In the series – billed as a “no-holds-barred, darkly comedic view of a health care system gone awry” – Falco will “an indomitable nurse with a special calling who doesn’t hesitate to challenge her superiors – and the often untenable status quo – by taking matters into her own hands in order to save lives. While brilliantly in control on the job, her personal life is precarious, unpredictable, and demanding in ways that she is surprisingly not always prepared for.”

No title as of yet, so that’s where you come in: I’ll offer “Heal Thyself” with the hopes that certainly, you can do better.

It really is the end of the world for “Jericho:” Only 6 million watched last night, more than “Big Bother” (as we’ve rechristened it) which preceded it but less than a “Law & Order: SVU” repeat and “Boston Legal.”

CBS Entertainment chief Nina Tassler renewed the show due to its faithful online audience, and this season aired other provocations she hoped would get the chatterazzi buzzing in blogs and message boards: “Kid Nation” (which inspired no cyber-revolution) and “Viva Laughlin” (dead after a mere two episodes).
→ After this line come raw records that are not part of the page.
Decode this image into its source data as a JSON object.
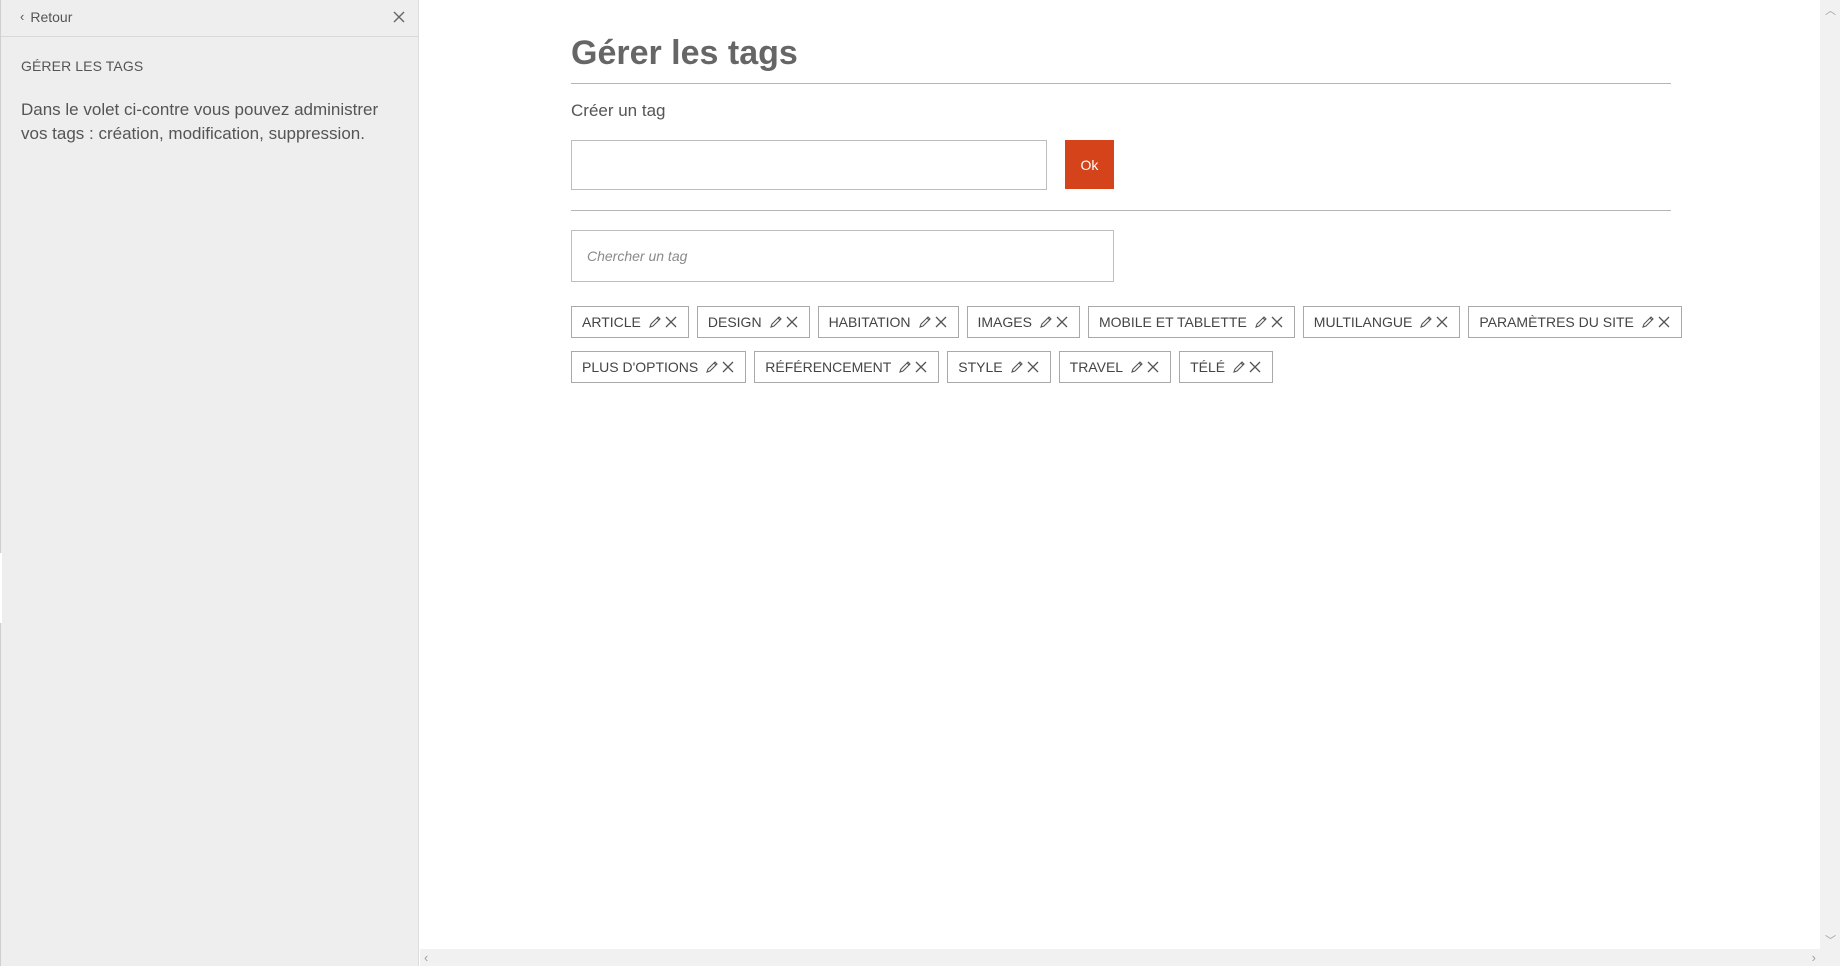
{
  "sidebar": {
    "back_label": "Retour",
    "title": "GÉRER LES TAGS",
    "description": "Dans le volet ci-contre vous pouvez administrer vos tags : création, modification, suppression."
  },
  "main": {
    "title": "Gérer les tags",
    "create_label": "Créer un tag",
    "create_value": "",
    "ok_label": "Ok",
    "search_placeholder": "Chercher un tag"
  },
  "tags_row1": [
    "ARTICLE",
    "DESIGN",
    "HABITATION",
    "IMAGES",
    "MOBILE ET TABLETTE",
    "MULTILANGUE",
    "PARAMÈTRES DU SITE"
  ],
  "tags_row2": [
    "PLUS D'OPTIONS",
    "RÉFÉRENCEMENT",
    "STYLE",
    "TRAVEL",
    "TÉLÉ"
  ],
  "colors": {
    "accent": "#d4431a",
    "sidebar_bg": "#eeeeee"
  },
  "icons": {
    "tag_edit": "pencil-icon",
    "tag_delete": "close-icon",
    "back": "chevron-left-icon"
  }
}
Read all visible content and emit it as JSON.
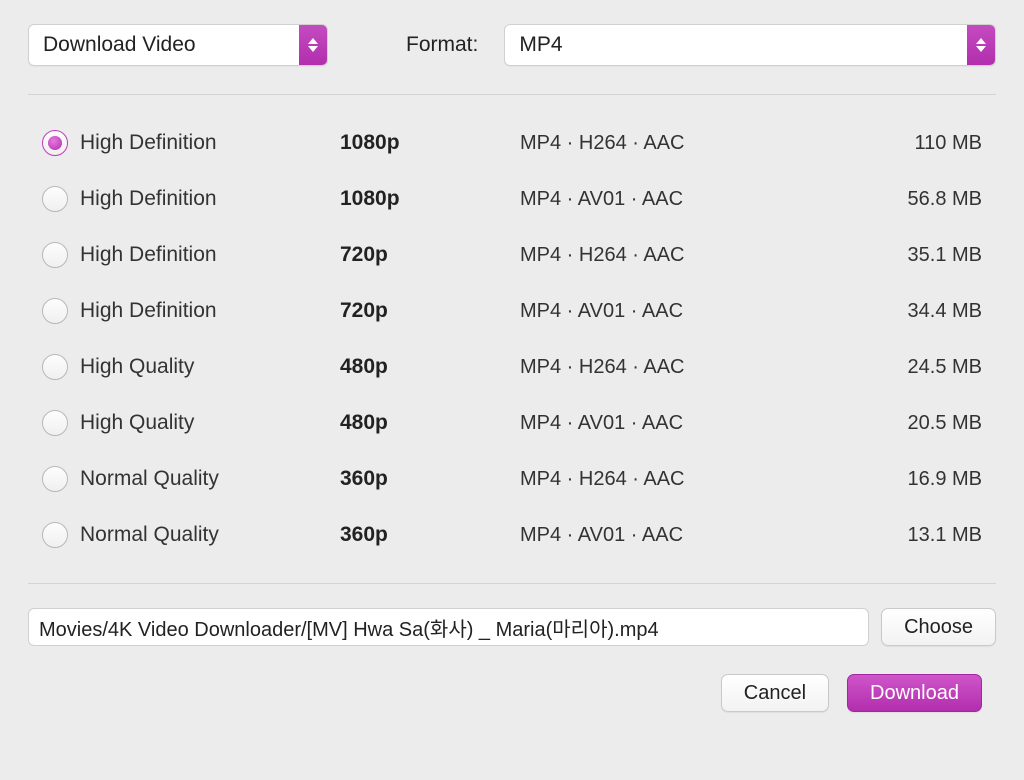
{
  "header": {
    "action_label": "Download Video",
    "format_field_label": "Format:",
    "format_value": "MP4"
  },
  "options": [
    {
      "quality": "High Definition",
      "resolution": "1080p",
      "codec": "MP4 · H264 · AAC",
      "size": "110 MB",
      "selected": true
    },
    {
      "quality": "High Definition",
      "resolution": "1080p",
      "codec": "MP4 · AV01 · AAC",
      "size": "56.8 MB",
      "selected": false
    },
    {
      "quality": "High Definition",
      "resolution": "720p",
      "codec": "MP4 · H264 · AAC",
      "size": "35.1 MB",
      "selected": false
    },
    {
      "quality": "High Definition",
      "resolution": "720p",
      "codec": "MP4 · AV01 · AAC",
      "size": "34.4 MB",
      "selected": false
    },
    {
      "quality": "High Quality",
      "resolution": "480p",
      "codec": "MP4 · H264 · AAC",
      "size": "24.5 MB",
      "selected": false
    },
    {
      "quality": "High Quality",
      "resolution": "480p",
      "codec": "MP4 · AV01 · AAC",
      "size": "20.5 MB",
      "selected": false
    },
    {
      "quality": "Normal Quality",
      "resolution": "360p",
      "codec": "MP4 · H264 · AAC",
      "size": "16.9 MB",
      "selected": false
    },
    {
      "quality": "Normal Quality",
      "resolution": "360p",
      "codec": "MP4 · AV01 · AAC",
      "size": "13.1 MB",
      "selected": false
    }
  ],
  "path": {
    "value": "Movies/4K Video Downloader/[MV] Hwa Sa(화사) _ Maria(마리아).mp4",
    "choose_label": "Choose"
  },
  "buttons": {
    "cancel": "Cancel",
    "download": "Download"
  }
}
Boy, if you can’t trust the Internets to drum up support for your shows, who can you trust?

Back to the drawing board.

So Jon Stewart’s preparing for his second tour as Oscar host with even less time for his writers to prepare, and, apropos of something, he wore Army boots while discussing his assignment with the New York Times.

“I think there’s a way to do it where either you’re a guy hosting a party for your friends, or a guy watching a party you were invited to,” Stewart told the Times. “I’m much more in that category. I embrace that.”

Adding, that for many in the audience, this isn’t a joke: “This is the pinnacle of their careers. … Their lives could change, and they’re very on edge. So you’ve got to give respect to the fact that this is the most important night in film. But for the audience at home, you also have to let them in on the fact that it’s still film. It’s not war; it’s not cancer. No one’s going to come out of it and say, ‘My God, I can walk!’ ”

Stewart actually did OK the last time he hosted, warming to the gig as he went along, but all most people remember were those tight shots on his face betraying a smidgen of flop sweat as the room refused to laugh at his first few jokes. With less time to fret over every detail, here’s guessing Stewart will be looser and do much better this time around.

But what do you think? Will the writers have not had enough time to prepare some really killer material? Or will not having enough time to worry whether to include a crowd-pleasing punchline in favor of a genuinely funny joke work in his favor?